As the Alaska Marine Highway System faces deep budget cuts, Skagway’s Marine Highway Ad Hoc Committee has been examining the potential to create a locally governed ferry service for the Upper Lynn Canal.
Recently, the committee reached out to a research firm to explore the idea further.
Skagway resident Jan Wrentmore chairs the municipality’s Marine Highway Ad Hoc Committee. She says that governor Mike Dunleavy’s proposed budget cuts could leave Skagway without ferry service. Under the governor’s plan, ferry service would end on October 1st.
“People all across the state and particularly in our region were very upset about that,” Wrentmore says.
This got her wondering about the alternatives available to Skagway if the Alaska Marine Highway System (AMHS) shuts down.
“So there was a lot of talk locally and also I believe in Haines about what it would mean to form our own ferry authority,” Wrentmore says.

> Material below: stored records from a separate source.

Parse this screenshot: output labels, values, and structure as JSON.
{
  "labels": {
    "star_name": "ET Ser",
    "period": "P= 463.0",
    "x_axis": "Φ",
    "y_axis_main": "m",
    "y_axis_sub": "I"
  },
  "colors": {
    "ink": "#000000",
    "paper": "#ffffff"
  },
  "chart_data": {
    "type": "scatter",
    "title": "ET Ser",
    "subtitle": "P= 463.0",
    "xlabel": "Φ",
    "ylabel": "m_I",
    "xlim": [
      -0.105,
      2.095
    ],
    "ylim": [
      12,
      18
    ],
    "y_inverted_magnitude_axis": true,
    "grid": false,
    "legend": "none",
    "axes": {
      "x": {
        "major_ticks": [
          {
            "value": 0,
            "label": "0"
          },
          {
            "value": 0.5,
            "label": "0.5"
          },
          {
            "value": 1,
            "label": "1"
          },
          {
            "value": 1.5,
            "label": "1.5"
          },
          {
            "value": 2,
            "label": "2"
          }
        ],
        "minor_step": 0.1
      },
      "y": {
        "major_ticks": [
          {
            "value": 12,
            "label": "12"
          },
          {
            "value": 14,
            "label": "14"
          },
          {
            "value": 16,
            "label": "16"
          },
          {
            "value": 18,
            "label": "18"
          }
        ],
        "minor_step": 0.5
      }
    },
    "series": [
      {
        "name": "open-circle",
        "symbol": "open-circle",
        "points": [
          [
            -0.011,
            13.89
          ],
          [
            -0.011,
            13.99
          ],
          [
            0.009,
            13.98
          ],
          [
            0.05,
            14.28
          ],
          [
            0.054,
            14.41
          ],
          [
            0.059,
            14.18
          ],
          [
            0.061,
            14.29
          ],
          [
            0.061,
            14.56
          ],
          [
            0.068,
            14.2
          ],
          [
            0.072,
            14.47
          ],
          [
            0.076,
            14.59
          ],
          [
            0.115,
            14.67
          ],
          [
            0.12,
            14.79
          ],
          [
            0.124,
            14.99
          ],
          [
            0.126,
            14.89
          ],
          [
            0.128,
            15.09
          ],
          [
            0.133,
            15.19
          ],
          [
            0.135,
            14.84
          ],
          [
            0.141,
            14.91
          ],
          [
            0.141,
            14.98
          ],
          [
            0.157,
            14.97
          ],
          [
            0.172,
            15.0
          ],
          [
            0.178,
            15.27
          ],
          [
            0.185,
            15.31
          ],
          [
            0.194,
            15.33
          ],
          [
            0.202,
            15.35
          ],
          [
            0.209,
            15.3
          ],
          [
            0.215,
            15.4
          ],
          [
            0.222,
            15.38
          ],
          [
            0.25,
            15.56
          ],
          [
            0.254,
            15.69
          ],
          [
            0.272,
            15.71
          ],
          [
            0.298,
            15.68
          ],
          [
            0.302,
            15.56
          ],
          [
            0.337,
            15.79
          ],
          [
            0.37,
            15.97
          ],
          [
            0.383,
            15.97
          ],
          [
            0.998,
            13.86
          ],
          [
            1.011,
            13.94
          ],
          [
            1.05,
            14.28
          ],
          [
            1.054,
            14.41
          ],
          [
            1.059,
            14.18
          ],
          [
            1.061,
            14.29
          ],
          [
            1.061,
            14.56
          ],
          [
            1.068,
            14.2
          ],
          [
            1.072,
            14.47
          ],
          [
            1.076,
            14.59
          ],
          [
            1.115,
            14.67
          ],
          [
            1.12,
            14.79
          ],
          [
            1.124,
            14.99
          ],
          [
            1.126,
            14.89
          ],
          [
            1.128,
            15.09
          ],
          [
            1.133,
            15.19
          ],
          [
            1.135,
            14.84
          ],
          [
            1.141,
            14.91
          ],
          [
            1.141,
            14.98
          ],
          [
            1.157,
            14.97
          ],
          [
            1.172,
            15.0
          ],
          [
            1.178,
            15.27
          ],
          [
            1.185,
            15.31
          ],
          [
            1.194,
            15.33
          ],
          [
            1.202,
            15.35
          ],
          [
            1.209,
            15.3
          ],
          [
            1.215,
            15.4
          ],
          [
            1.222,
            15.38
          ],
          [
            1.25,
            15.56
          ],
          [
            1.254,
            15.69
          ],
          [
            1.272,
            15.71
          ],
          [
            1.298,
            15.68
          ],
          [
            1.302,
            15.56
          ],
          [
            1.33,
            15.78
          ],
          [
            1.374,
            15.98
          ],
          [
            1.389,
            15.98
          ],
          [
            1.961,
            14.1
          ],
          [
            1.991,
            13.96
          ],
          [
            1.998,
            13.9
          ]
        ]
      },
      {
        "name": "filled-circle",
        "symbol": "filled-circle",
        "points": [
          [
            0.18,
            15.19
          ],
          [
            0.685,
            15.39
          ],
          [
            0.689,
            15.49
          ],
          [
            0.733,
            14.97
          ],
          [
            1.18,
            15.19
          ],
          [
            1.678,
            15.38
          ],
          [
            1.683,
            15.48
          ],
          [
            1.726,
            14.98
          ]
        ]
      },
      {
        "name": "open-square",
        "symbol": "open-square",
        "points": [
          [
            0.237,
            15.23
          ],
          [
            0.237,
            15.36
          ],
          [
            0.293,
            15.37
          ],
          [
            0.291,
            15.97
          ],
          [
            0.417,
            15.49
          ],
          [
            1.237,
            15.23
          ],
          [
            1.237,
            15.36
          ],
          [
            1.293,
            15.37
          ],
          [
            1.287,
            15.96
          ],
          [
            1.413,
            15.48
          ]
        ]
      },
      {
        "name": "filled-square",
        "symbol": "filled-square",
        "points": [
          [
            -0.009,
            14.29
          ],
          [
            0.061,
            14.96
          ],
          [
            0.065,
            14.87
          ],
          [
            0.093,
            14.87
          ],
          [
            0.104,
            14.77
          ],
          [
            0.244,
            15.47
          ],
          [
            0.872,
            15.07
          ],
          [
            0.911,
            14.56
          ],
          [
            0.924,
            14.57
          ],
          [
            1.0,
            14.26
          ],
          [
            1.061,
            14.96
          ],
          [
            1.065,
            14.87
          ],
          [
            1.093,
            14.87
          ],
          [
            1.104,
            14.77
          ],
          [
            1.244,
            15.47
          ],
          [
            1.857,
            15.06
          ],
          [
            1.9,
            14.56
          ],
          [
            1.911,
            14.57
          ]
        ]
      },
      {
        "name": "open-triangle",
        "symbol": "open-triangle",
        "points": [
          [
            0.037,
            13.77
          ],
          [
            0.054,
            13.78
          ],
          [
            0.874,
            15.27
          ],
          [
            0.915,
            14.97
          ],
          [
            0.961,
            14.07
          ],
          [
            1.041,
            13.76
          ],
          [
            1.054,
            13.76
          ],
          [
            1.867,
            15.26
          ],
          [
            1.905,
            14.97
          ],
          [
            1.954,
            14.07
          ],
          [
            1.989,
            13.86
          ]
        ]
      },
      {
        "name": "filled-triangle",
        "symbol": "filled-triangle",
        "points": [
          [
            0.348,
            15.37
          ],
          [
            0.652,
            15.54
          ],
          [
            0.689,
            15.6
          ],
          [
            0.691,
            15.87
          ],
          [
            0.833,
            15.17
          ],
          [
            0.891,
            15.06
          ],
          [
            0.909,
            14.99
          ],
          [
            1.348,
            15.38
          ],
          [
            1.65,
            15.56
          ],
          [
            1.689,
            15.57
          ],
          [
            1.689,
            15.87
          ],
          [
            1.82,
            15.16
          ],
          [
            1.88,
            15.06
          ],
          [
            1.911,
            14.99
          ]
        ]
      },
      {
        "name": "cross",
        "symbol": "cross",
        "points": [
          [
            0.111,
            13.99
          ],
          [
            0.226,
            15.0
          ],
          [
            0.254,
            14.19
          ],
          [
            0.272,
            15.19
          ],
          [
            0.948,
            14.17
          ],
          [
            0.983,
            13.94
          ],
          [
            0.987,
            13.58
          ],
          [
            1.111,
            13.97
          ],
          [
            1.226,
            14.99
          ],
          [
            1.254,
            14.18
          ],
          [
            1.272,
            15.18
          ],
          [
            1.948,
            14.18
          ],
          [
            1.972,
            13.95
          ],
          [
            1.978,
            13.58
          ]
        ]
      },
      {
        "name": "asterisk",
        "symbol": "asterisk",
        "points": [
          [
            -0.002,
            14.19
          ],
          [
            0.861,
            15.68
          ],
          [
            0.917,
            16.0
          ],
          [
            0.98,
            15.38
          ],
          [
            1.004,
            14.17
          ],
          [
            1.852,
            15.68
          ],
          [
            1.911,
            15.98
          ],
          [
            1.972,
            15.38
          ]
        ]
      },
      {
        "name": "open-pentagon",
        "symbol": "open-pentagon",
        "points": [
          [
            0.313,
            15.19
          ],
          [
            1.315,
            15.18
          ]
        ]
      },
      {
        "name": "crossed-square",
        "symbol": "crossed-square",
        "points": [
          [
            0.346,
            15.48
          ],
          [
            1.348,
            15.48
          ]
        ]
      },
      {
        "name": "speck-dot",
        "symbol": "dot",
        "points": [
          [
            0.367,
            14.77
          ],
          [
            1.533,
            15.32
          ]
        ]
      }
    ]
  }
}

So Skagway’s Marine Highway Ad Hoc Committee reached out to the Mcdowell Group, a research firm with experience consulting for AMHS. Wrentmore says the idea was to create a report explaining what it would take to create a locally governed ferry authority.
“If we had to make a decision about trying to save the marine highway in Lynn Canal then we would have a tool. We would have a document that kind of laid out for us what the various steps would be,” Wrentmore says.
In its proposal for the study, the firm says it will consider local governance models that could serve a Skagway-centered ferry service.
The proposal points to the Inter-Island Ferry Authority (IFA) as an example. The public, non-profit corporation provides ferry service between Prince of Wales Island and Ketchikan.
It isn’t a perfect example. IFA receives funding from the state and it relies on AMHS for some of its customer base.
But it is a model for local governance. It has a board of directors with representatives from the six communities that it serves.
Wrentmore says she imagines if an independent ferry authority were established for the Upper Lynn Canal, Haines and Skagway would be partners.
“I can’t imagine any way that it could work if Haines and Skagway weren’t in some way partnering on this project,” Wrentmore says. “But right now it is just kind of an open general discussion of the legislative process to get there.”
The Mcdowell study would also examine potential funding sources, costs, public/private partnerships, and staffing options.
The firm is asking for $33,000 to carry out the research. It requires about 90 days to conduct the analysis and prepare a report.
The municipality has not indicated one way or another whether it would consider developing a local ferry authority. The Skagway Borough Assembly will discuss whether or not to fund the study at its meeting Thursday evening.